ASA: Training-Free Representation Engineering for Tool-Calling Agents

ASA: Training-Free Representation Engineering for Tool-Calling Agents
Notice: This research summary and analysis were automatically generated using AI technology. For absolute accuracy, please refer to the [Original Paper Viewer] below or the Original ArXiv Source.

Adapting LLM agents to domain-specific tool calling remains notably brittle under evolving interfaces. Prompt and schema engineering is easy to deploy but often fragile under distribution shift and strict parsers, while continual parameter-efficient fine-tuning improves reliability at the cost of training, maintenance, and potential forgetting. We identify a critical Lazy Agent failure mode where tool necessity is nearly perfectly decodable from mid-layer activations, yet the model remains conservative in entering tool mode, revealing a representation-behavior gap. We propose Activation Steering Adapter (ASA), a training-free, inference-time controller that performs a single-shot mid-layer intervention and targets tool domains via a router-conditioned mixture of steering vectors with a probe-guided signed gate to amplify true intent while suppressing spurious triggers. On MTU-Bench with Qwen2.5-1.5B, ASA improves strict tool-use F1 from 0.18 to 0.50 while reducing the false positive rate from 0.15 to 0.05, using only about 20KB of portable assets and no weight updates.


💡 Research Summary

The paper tackles a practical problem in large language model (LLM) agents: reliably invoking external tools when required, despite frequent changes in tool sets, API signatures, and interaction protocols. Existing approaches fall into two camps. Prompt‑and‑schema engineering is easy to deploy but fragile under distribution shift and strict parsers, while parameter‑efficient fine‑tuning (e.g., LoRA, QLoRA) improves in‑domain success but incurs ongoing training, deployment, and forgetting costs. The authors identify a “Lazy Agent” failure mode: linear probes on mid‑layer activations (layer ≈ 18) can decode tool‑necessity with >99 % AUC, yet the model’s generation conservatively stays in plain‑text mode in >80 % of those cases. This reveals a representation‑behavior gap—latent intent exists in the hidden state but does not cross the discrete decision threshold required for a tool call.

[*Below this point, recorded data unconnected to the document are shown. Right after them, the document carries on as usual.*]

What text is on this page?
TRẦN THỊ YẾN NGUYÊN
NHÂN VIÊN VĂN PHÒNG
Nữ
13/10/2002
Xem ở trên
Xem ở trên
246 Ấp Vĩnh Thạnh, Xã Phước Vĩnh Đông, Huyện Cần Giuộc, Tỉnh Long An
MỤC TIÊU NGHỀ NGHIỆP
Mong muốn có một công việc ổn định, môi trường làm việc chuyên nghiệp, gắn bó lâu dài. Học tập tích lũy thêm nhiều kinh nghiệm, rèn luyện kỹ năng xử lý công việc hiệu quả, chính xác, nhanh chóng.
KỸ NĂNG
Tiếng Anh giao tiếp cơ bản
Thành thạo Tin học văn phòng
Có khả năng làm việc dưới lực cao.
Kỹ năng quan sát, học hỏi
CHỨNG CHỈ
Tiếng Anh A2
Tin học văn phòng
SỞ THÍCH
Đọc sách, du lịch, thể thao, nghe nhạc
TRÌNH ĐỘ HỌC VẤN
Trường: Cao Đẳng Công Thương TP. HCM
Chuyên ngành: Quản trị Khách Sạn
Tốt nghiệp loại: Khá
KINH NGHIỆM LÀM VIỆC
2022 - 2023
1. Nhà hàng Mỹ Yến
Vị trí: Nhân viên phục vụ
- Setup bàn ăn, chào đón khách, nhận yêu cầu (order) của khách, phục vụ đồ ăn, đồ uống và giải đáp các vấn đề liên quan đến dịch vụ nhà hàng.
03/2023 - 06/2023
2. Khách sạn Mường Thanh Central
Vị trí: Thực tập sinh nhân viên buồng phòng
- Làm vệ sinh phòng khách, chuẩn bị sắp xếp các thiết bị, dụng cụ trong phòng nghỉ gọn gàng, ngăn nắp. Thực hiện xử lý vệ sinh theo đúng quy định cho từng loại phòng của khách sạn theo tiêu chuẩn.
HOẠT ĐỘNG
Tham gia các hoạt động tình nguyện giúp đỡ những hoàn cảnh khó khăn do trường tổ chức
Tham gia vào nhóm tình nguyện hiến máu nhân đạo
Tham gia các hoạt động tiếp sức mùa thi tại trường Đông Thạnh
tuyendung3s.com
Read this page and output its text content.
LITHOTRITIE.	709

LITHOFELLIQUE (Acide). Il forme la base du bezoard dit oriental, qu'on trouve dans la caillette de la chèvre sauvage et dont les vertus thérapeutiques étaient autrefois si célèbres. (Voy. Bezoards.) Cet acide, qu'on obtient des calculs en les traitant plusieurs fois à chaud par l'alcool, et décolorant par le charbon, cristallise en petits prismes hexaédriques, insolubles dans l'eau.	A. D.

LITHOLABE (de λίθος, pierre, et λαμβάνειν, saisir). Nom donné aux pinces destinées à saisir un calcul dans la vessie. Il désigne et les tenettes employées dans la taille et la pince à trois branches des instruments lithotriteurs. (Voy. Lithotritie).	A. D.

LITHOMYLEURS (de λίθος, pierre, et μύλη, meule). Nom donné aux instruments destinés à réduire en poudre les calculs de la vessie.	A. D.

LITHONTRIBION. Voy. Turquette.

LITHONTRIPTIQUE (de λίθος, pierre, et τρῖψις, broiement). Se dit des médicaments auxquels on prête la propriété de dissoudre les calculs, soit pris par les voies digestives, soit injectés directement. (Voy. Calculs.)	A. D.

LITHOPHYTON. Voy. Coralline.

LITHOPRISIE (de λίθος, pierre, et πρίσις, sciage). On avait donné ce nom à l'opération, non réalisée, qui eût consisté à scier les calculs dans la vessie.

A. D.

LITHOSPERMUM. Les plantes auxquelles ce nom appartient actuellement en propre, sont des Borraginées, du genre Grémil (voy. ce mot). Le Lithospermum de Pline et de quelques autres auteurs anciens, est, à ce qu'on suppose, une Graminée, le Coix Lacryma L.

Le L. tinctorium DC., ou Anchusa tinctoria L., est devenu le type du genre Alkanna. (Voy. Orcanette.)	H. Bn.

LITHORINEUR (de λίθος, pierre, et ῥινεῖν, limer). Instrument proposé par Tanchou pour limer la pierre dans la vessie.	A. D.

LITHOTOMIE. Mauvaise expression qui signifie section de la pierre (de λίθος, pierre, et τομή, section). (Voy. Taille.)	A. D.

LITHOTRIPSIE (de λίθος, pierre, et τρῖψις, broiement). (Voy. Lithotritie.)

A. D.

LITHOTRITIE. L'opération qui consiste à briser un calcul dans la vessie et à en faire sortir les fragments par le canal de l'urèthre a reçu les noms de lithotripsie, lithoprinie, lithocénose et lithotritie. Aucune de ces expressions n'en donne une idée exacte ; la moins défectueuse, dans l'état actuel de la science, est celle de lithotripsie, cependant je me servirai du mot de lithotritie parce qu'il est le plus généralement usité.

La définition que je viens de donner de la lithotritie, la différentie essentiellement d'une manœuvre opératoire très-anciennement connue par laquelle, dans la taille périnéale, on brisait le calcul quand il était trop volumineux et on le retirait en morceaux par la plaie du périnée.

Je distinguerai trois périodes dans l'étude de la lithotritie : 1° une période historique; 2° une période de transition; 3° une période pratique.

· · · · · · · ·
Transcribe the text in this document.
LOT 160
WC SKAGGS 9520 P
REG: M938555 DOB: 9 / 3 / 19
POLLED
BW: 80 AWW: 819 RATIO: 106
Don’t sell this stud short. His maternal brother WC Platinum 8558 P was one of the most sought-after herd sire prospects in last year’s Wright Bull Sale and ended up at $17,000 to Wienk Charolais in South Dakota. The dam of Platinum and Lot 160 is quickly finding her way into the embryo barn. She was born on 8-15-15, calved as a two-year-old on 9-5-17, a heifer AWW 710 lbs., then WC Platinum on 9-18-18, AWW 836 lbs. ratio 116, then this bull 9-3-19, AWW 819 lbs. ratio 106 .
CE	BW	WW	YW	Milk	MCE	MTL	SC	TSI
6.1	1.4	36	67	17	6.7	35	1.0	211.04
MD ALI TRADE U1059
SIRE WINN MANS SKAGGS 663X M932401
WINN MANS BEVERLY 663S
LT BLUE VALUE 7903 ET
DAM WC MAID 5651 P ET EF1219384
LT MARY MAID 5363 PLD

To bridge this gap, they propose the Activation Steering Adapter (ASA), a training‑free, inference‑time controller that intervenes once on a selected hidden layer. ASA consists of three lightweight components:

  1. Steering vectors – a global intent direction (µ_pos − µ_neg) and per‑domain offsets, computed from class‑conditional means of the hidden state and L2‑normalized.
  2. Router – a tiny linear classifier that maps standardized hidden representations to a domain label, enabling domain‑specific steering.
  3. Probe – a per‑domain sigmoid regressor that estimates the probability p(x) that a tool call is appropriate.

During inference, the router selects a domain ˆd, the probe yields p(x), and a mixture‑of‑vectors (MoV) is formed as ˆv_ˆd + β·ˆv_global. A signed gate, Gate(h) = sign(p(x) − 0.5), determines whether to add (+α·MoV) or subtract (‑α·MoV) from the hidden state. This single‑shot perturbation is then propagated forward; no model weights are altered. The hyperparameters α (overall strength) and β (global vs. domain contribution) are tuned on a small validation split.

The authors introduce MTU‑Bench, a rigorously constructed benchmark that enforces deterministic triggering, strict parsing, and argument format validation across four domains (code, math, search, translation). Experiments with Qwen2.5‑1.5B (and also 0.5B and 8B variants) show that ASA raises strict tool‑use F1 from 0.18 to 0.50 and reduces the false‑positive rate from 0.15 to 0.05. The entire controller occupies roughly 20 KB, orders of magnitude smaller than LoRA adapters, and adds only 1–2 ms latency. Ablation studies confirm that (i) mixing a modest global component (β≈0.2–0.5) yields the best trade‑off, (ii) router accuracy above 90 % is sufficient for stable performance, and (iii) the signed gate effectively suppresses spurious triggers without harming recall.

The paper contributes three main insights: (1) the existence of a representation‑behavior gap in tool‑calling LLM agents, (2) a practical, training‑free method (ASA) that aligns latent intent with discrete execution behavior, and (3) a new benchmark for evaluating strict tool‑use under evolving schemas. Limitations include reliance on a single hidden layer and linear router/probe models; future work may explore multi‑layer interventions, non‑linear routing, and long‑term stability in production settings. Overall, ASA offers a lightweight, maintainable solution for deploying robust tool‑calling agents in dynamic environments.